Nach "Aktenzeichen XY... ungelöst" : 200 neue Hinweise zum Mordfall Bögerl

Fast zweieinhalb Jahre nach dem Mord an der Bankiersgattin Maria Bögerl in Baden-Württemberg hat die Behandlung des Falls in der ZDF-Sendung "Aktenzeichen XY... ungelöst" den Ermittlern zahlreiche neue Hinweise beschert.

Nach der Ausstrahlung am Mittwochabend seien bereits mehr als 200 Hinweise eingegangen, sagte ein Sprecher der Landespolizeidirektion im Stuttgart am Donnerstag.

Ob diese weiterhelfen könnten, sei noch unklar. Es gebe darunter allerdings "eine Reihe von konkreten Ermittlungsansätzen", die nun geprüft würden. Dies werde in den nächsten Tagen und Wochen geschehen.

Die 54-jährige Maria Bögerl war am 12. Mai 2010 aus dem Haus ihrer Familie in Heidenheim entführt und knapp drei Wochen später erstochen in einem Wald gefunden worden. Ein bis heute unbekannter Täter hatte sich nach der Entführung telefonisch gemeldet und 300.000 Euro Lösegeld gefordert. Die Geldübergabe scheiterte allerdings, weil die Zeitvorgabe des Mannes damals zu knapp war. Bis heute gibt der Kriminalfall viele Rätsel auf. Die Kinder des Ehepaars Bögerl warfen den Ermittlern in der Vergangenheit auch Schlampigkeit vor.

Bis heute ermittelt eine Sonderkommission namens "Flagge". Sie wandte sich in "Aktenzeichen XY... ungelöst" mit diversen Fragen an potenzielle Zeugen und Tippgeber.
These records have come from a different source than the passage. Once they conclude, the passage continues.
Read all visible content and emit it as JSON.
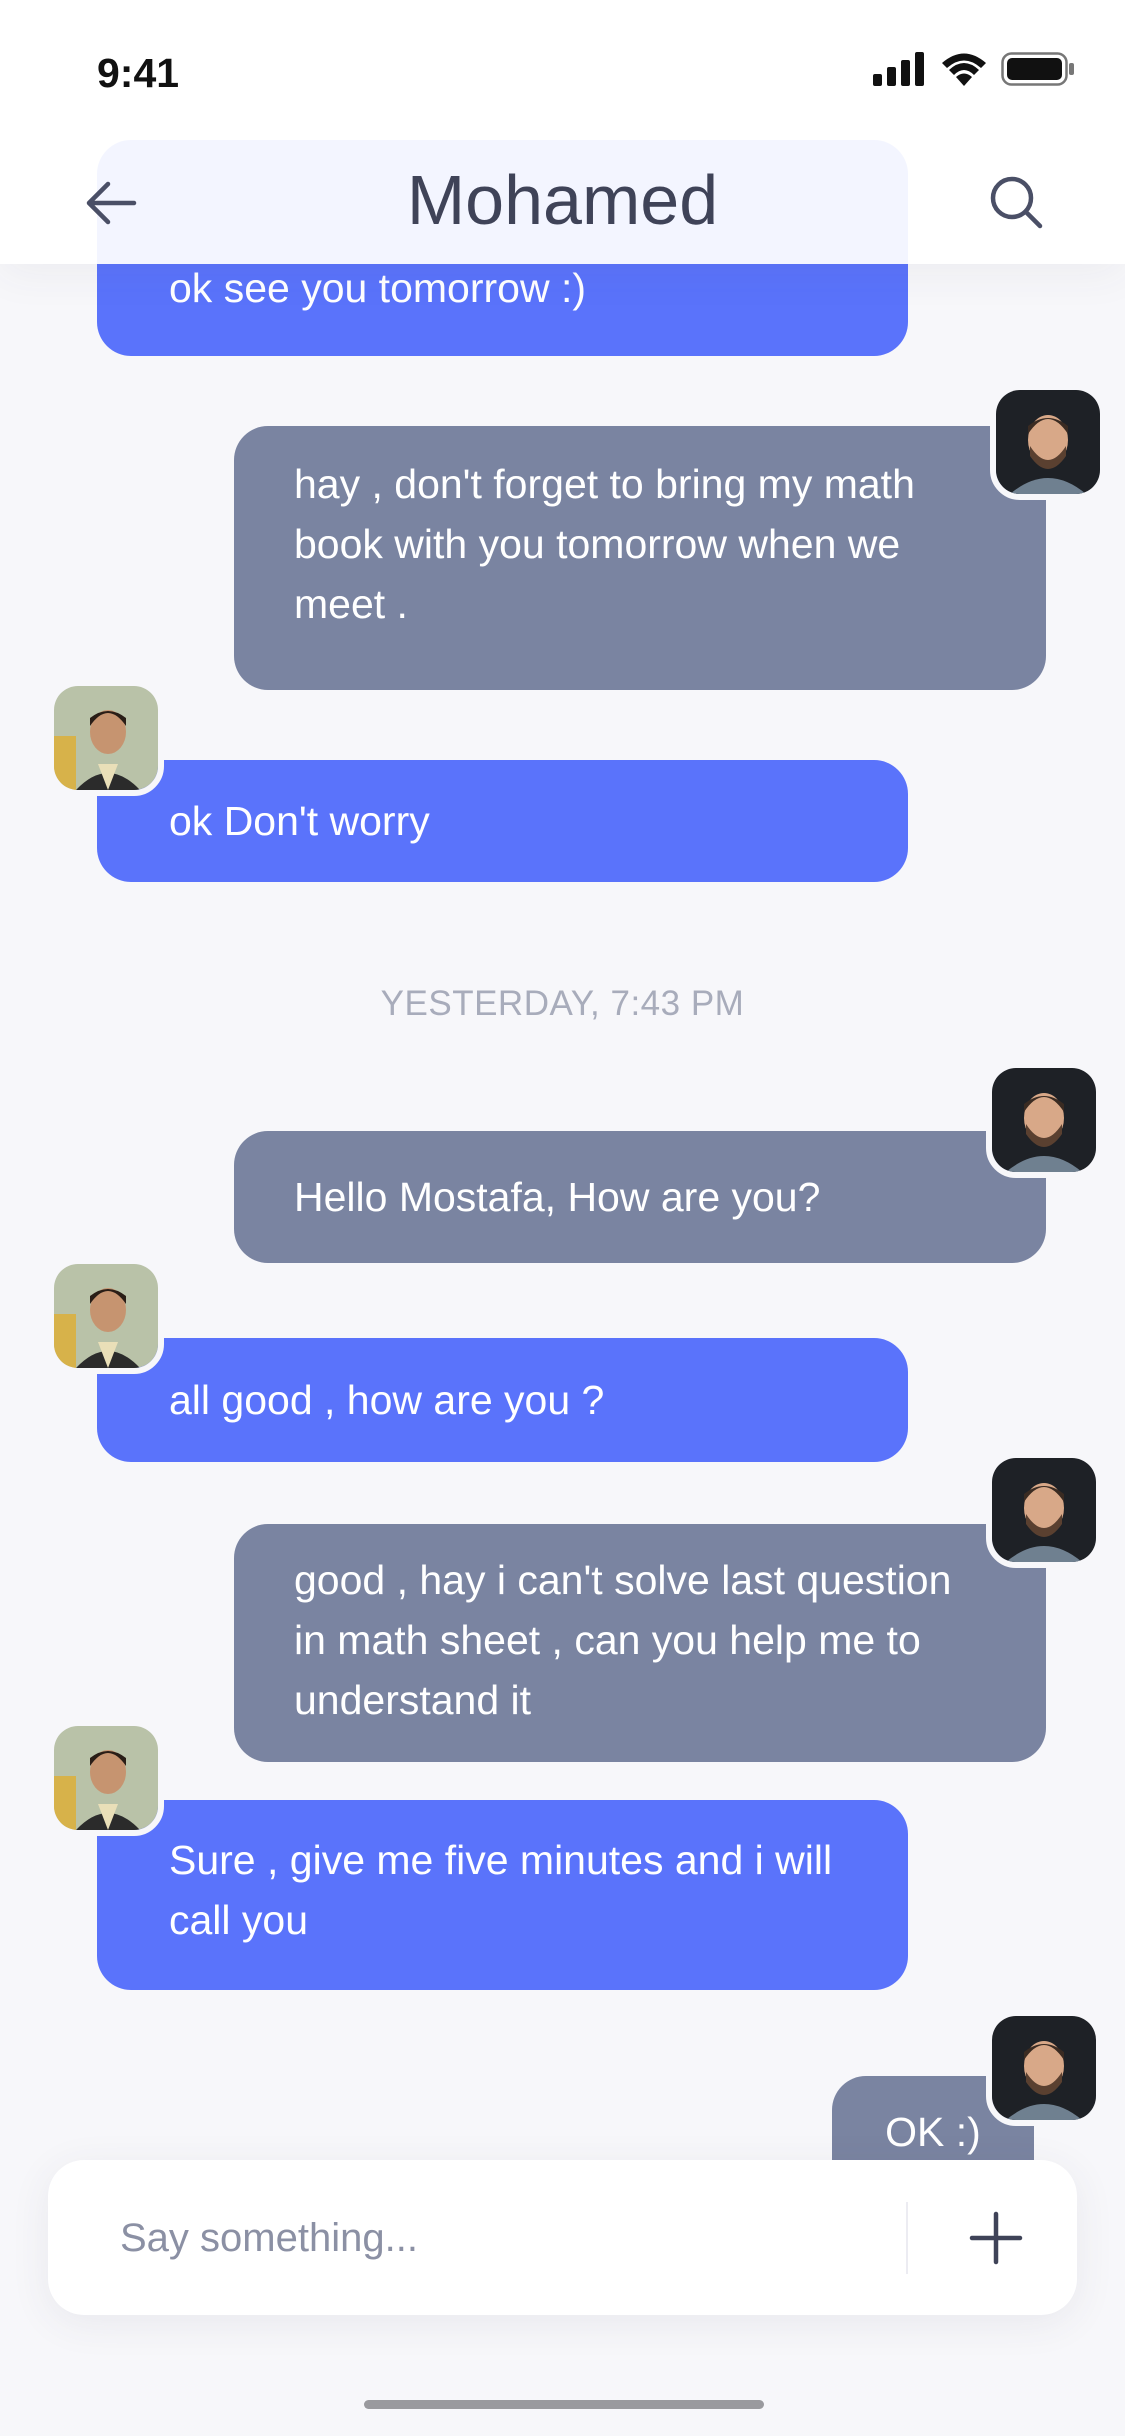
{
  "status": {
    "time": "9:41"
  },
  "header": {
    "title": "Mohamed"
  },
  "timestamp": "YESTERDAY, 7:43 PM",
  "messages": [
    {
      "from": "in",
      "text": "ok see you tomorrow :)"
    },
    {
      "from": "out",
      "text": "hay , don't forget to bring my math book with you tomorrow when we meet ."
    },
    {
      "from": "in",
      "text": "ok Don't worry"
    },
    {
      "from": "out",
      "text": "Hello Mostafa, How are you?"
    },
    {
      "from": "in",
      "text": "all good , how are you ?"
    },
    {
      "from": "out",
      "text": "good , hay i can't solve last question in math sheet , can you help me to understand it"
    },
    {
      "from": "in",
      "text": "Sure , give me five minutes and i will call you"
    },
    {
      "from": "out",
      "text": "OK :)"
    }
  ],
  "composer": {
    "placeholder": "Say something..."
  },
  "icons": {
    "back": "back-arrow-icon",
    "search": "search-icon",
    "add": "plus-icon",
    "signal": "cellular-signal-icon",
    "wifi": "wifi-icon",
    "battery": "battery-icon"
  },
  "colors": {
    "incoming_bubble": "#5a73fb",
    "outgoing_bubble": "#7a84a1",
    "background": "#f7f7fa",
    "title": "#3f4358"
  }
}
Diese sind auch auf der Internet-Seite der baden-württembergischen Polizei unter www. polizei-bw.de/fahndung einsehbar. Unter anderem rufen die Beamten den Verfasser eines älteren anonymen Hinweisbriefes auf, sich zu melden. Hinweise erhoffen sie sich unter anderem auch zu den Handschellen, die bei der Tat eine Rolle gespielt hatten.